The best way to deal with Retiring database (and still keep the last Level 0 backup) through the use of Protection Policies.
In my example for my database PRODDB, I am going to retire the database instead of moving it to the Silver policy.  My companies standard is to  keep the final backup for my database available for 90 days, and on day 91 all backups can be removed.
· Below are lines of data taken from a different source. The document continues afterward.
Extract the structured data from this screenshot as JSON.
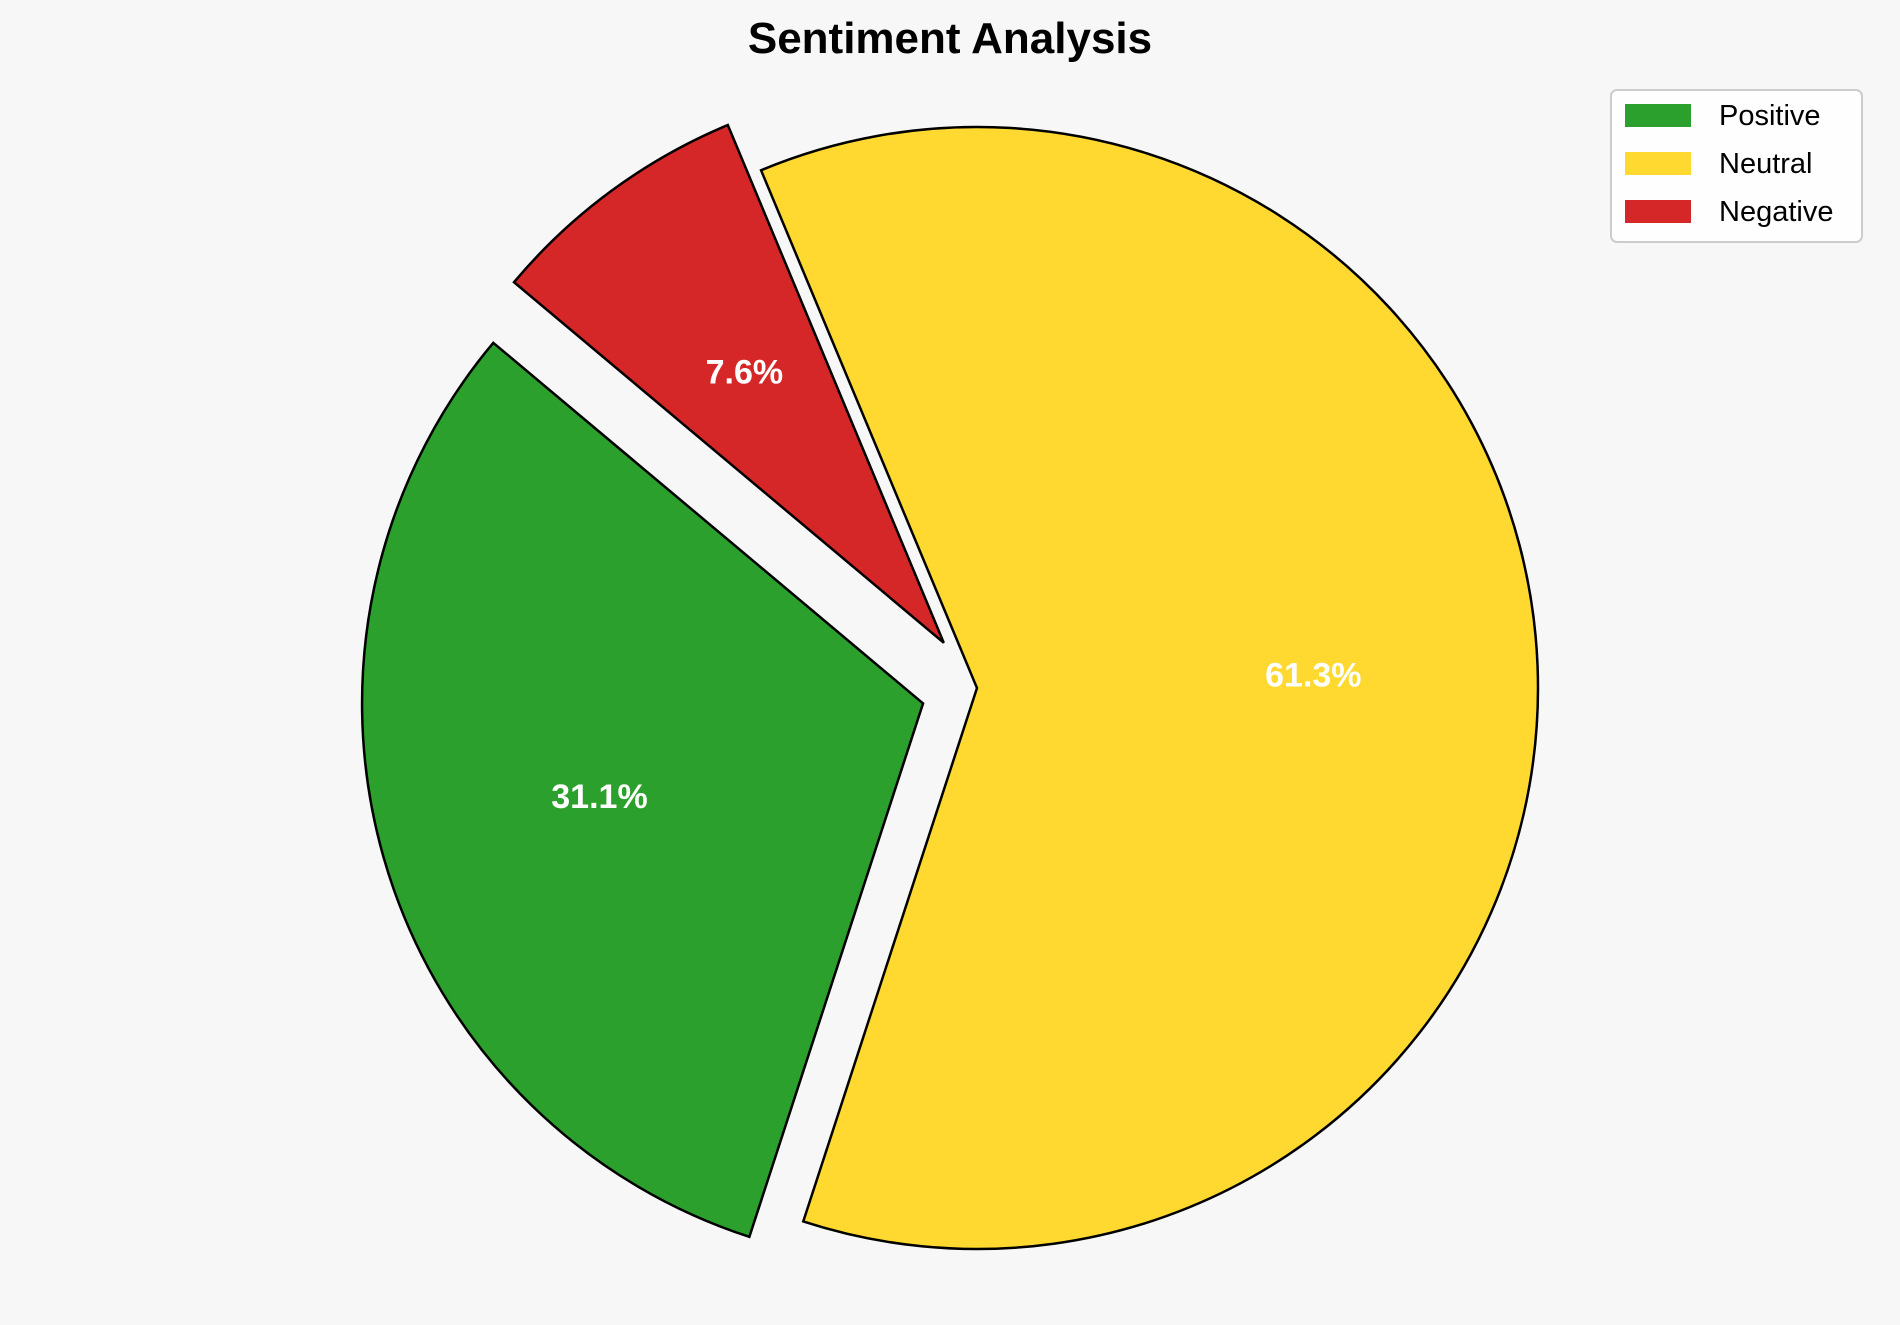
{
  "chart_data": {
    "type": "pie",
    "title": "Sentiment Analysis",
    "categories": [
      "Positive",
      "Neutral",
      "Negative"
    ],
    "values": [
      31.1,
      61.3,
      7.6
    ],
    "labels": [
      "31.1%",
      "61.3%",
      "7.6%"
    ],
    "colors": [
      "#2ca02c",
      "#ffd92f",
      "#d62728"
    ],
    "explode": [
      0.1,
      0,
      0.1
    ],
    "start_angle": 140,
    "direction": "counterclockwise",
    "edge_color": "#000000",
    "label_color": "#ffffff",
    "legend": {
      "placement": "top-right",
      "entries": [
        "Positive",
        "Neutral",
        "Negative"
      ]
    },
    "background": "#f7f7f7"
  }
}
These are requirements from the above information.
  • At least 1 backup is kept for 90 days, even though my Max Recovery Window was 40 days.
  • I want to know when my database has been retired for 90 days so I can remove it from the ZDLRA.
In order to accomplish both of these items, I am going to create a Protection Policy named RETIRED_DB with the following attributes
  • Recovery Window Goal of 2 days
  • Max Recovery Window of 3 Days
  • Unprotected Data Window of 90 days
  • New Alert in OEM to tell me when a database in this policy violates its Unprotected Data Window
If you look closely at the attributes, you will noticed that I decreased the Recovery Window Goal to allow backups to be removed after 3 days.  I also set the Unprotected Data Window to be 90 days.
What this looks like over  time is 




As you can see by moving it to the new policy, within a few days, all backups except for the most recent Full back is removed.  You can also see that on day 91 (when it's time to remove this database) I will be getting an alert.

Migrating Databases:

Migrating databases is very similar to retiring databases, except that I don't want remove the old backups until they naturally expire.  For my example of PRODB with a Recovery Window Goal of 20 days, as soon as I have a new Level 0 on the new ZDLRA, I will move this database to a new policy (GOLD_MIGRATED) with the following attributes.
  • Recovery Window Goal of 20 days, since I still need to preserve old backups
  • Max Recovery Window goal of 21 days. This will  remove the old backups as they age off.
  • Unprotected Data Window of 21 days, which will alert me that it time to remove this database.
How this would look over time time is.




Conclusion:

When retiring or migrating databases, Protection Policies can be leveraged to both
  • Ensure backups are removed as they age out until only a single L0 (Full) remains
  • Alert you when it is time to remove the database from the ZDLRA.